I was once a die hard fan of Modcloth. I mean, who doesn’t love quirky, cute, retro-inspired clothes from a company as inclusive as they are?
However, I will say that now that I’ve gone sustainable with my wardrobe, Modcloth does throw up a few red flags for me. The first is where their product is produced. These beauties, for instance, are both made in China:
|They weren’t cheap, and the one on the right, as much as I love it, is completely unlined.|
And while China’s garment industry made not be the worst in the world when it comes to human rights violations, it ain’t good. And it has a terrible track record when it comes to pollution. And as you may have heard, the fashion industry is the third most polluting industry on earth.
Then there’s the problem of Modcloth’s supply chain statement. Just like ASOS’, which I examined last week, it’s designed to make us feel all warm and fuzzy about shopping with Modcloth. But as the article The Myth of the Ethical Shopper explained, these regulations and measures do little to change actual change, instead producing more gaming of the system. Also, there’s no way for these requirements to be enforced, since contractors can receive products such as cute dresses from sub-sub-sub-contractors and so Modcloth may not actually know who made the garments they’re selling.
For Modcloth Vintage/Eco
Thank god for Modcloth’s Vintage and Eco Sections. I would hate to completely stop supporting a company whose marketing images are such a breath of fresh air in a fashion environment (sustainable or not) filled with underage and impossibly thin, largely white models.
So here’s my new strategy: I intend to be very, very picky when I peruse Modcloth’s website. They do have a vintage section. You can quickly join it using your Facebook login, and then shop the most sustainable way: resale. Resale does not involve abuses of labourers since these garments already exist in the world, and it is environmentally much more sound since nothing new is produced, and you’re buying something that would otherwise end up in the landfill.
However, I’m a little disappointed with the number of items available in the Vintage section. It’s a site that I’ll have to keep an eagle eye on, and snap up anything truly magnificent.
Luckily, Modcloth also has an Eco-Friendly section.

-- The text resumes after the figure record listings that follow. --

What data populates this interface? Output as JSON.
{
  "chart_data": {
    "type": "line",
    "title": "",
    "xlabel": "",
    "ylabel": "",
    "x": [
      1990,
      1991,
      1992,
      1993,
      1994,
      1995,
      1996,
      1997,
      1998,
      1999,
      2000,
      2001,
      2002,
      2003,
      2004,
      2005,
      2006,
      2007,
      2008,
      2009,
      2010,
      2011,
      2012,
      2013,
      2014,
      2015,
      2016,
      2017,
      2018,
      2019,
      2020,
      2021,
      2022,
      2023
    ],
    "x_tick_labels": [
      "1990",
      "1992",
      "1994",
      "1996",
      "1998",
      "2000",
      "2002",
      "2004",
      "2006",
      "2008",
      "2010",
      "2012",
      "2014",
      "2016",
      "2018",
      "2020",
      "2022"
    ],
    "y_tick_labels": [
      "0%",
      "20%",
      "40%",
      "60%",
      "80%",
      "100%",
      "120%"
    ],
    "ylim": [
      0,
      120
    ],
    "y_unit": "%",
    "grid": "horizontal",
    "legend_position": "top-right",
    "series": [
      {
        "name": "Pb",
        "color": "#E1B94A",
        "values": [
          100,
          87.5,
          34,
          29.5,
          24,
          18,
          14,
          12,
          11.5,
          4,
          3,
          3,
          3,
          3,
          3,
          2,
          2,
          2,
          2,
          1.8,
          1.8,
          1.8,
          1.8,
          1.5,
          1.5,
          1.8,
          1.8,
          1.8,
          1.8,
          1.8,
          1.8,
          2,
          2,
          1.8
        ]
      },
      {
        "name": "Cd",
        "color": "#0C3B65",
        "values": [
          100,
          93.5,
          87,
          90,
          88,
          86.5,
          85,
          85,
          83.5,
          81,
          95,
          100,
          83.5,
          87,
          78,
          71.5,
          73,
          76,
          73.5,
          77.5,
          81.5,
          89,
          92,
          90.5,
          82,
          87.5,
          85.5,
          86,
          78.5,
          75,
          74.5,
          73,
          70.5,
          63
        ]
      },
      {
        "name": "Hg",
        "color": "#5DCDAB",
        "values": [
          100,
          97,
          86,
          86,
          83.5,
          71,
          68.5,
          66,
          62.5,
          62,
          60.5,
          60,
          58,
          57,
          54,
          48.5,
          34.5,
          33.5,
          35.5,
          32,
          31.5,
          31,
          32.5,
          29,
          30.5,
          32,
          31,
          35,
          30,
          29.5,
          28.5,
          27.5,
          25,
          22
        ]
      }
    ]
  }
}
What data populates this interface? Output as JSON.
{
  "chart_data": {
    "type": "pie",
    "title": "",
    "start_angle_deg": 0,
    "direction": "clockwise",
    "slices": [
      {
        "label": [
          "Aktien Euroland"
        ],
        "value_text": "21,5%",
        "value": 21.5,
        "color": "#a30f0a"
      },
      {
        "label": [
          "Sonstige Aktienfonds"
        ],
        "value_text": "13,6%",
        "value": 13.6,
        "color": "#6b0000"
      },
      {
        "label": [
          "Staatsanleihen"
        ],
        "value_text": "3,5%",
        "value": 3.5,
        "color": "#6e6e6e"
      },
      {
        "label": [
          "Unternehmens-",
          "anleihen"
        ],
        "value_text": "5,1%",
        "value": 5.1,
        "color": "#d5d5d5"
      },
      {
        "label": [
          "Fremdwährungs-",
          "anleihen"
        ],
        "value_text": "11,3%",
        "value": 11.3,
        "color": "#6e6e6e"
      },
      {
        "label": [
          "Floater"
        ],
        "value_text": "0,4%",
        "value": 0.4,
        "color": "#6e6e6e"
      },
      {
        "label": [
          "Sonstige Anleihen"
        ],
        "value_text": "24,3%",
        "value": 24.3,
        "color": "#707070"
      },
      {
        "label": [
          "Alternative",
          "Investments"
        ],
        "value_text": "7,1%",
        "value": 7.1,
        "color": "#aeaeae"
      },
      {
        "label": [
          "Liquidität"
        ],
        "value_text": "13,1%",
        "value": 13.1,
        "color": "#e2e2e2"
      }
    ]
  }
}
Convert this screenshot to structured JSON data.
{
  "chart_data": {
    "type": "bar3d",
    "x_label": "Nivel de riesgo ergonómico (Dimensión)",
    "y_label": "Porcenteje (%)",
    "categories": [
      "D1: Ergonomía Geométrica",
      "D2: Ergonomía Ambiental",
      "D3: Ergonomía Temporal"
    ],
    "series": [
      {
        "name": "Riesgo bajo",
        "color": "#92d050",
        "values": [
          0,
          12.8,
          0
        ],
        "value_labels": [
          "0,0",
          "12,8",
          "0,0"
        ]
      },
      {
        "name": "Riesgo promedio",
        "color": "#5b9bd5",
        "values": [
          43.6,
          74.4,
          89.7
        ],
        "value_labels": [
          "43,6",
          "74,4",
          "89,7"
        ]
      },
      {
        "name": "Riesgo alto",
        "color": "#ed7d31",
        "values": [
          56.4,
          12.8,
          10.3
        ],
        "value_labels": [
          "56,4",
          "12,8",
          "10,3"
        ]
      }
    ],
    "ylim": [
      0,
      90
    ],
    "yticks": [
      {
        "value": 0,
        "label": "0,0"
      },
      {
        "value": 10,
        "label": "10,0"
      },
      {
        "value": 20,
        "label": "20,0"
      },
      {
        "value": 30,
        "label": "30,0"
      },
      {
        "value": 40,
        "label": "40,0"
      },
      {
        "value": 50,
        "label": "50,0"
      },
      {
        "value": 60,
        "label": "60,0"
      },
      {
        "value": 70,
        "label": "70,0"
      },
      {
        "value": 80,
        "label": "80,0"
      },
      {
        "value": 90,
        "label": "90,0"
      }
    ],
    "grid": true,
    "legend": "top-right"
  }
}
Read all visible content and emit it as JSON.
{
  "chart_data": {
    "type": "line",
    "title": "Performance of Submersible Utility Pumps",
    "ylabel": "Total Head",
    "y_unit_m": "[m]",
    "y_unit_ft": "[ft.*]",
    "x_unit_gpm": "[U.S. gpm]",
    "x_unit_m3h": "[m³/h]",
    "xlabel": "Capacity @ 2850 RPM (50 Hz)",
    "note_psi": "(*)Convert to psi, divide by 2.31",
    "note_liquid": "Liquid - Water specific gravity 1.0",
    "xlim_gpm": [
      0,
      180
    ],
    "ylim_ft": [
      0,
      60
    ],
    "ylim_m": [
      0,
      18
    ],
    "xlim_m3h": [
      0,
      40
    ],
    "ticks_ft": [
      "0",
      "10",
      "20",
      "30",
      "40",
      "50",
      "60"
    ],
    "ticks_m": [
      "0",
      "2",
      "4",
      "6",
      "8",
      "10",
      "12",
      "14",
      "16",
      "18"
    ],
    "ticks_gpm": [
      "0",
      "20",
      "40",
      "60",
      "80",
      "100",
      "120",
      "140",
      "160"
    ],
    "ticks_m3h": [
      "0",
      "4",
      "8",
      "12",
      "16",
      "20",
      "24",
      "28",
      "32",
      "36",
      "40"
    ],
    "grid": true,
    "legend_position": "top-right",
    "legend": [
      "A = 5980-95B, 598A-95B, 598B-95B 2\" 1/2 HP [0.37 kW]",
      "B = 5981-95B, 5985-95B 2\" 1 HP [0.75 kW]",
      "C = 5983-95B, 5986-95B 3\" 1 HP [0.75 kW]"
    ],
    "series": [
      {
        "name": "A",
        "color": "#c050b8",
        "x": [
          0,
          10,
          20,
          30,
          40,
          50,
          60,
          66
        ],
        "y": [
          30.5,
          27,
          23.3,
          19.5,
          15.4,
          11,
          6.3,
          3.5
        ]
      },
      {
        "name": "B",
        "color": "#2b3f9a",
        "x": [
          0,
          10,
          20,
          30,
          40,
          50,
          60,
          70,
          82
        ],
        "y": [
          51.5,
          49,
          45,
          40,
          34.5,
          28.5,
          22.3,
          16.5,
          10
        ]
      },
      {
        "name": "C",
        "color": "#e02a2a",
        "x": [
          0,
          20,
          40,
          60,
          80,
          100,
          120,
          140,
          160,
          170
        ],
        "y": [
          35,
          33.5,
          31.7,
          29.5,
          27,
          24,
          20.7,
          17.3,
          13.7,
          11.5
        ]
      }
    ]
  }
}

There’s a much widely selection here, and it’s true to Modcloth’s aesthetic of vintage-inspired. You can find garments from designers such as Mata Traders, producers of fair-trade fashions out of Chicago.
You also have the option on Modcloth to search by individual designer. And while I’m going to steer clear of ones such as Betsey Johnson, for which I can’t be sure of the garment’s provenance, I am definitely down with handmade goods from countries with fair labour laws, such as the bags from Brit-Stitch.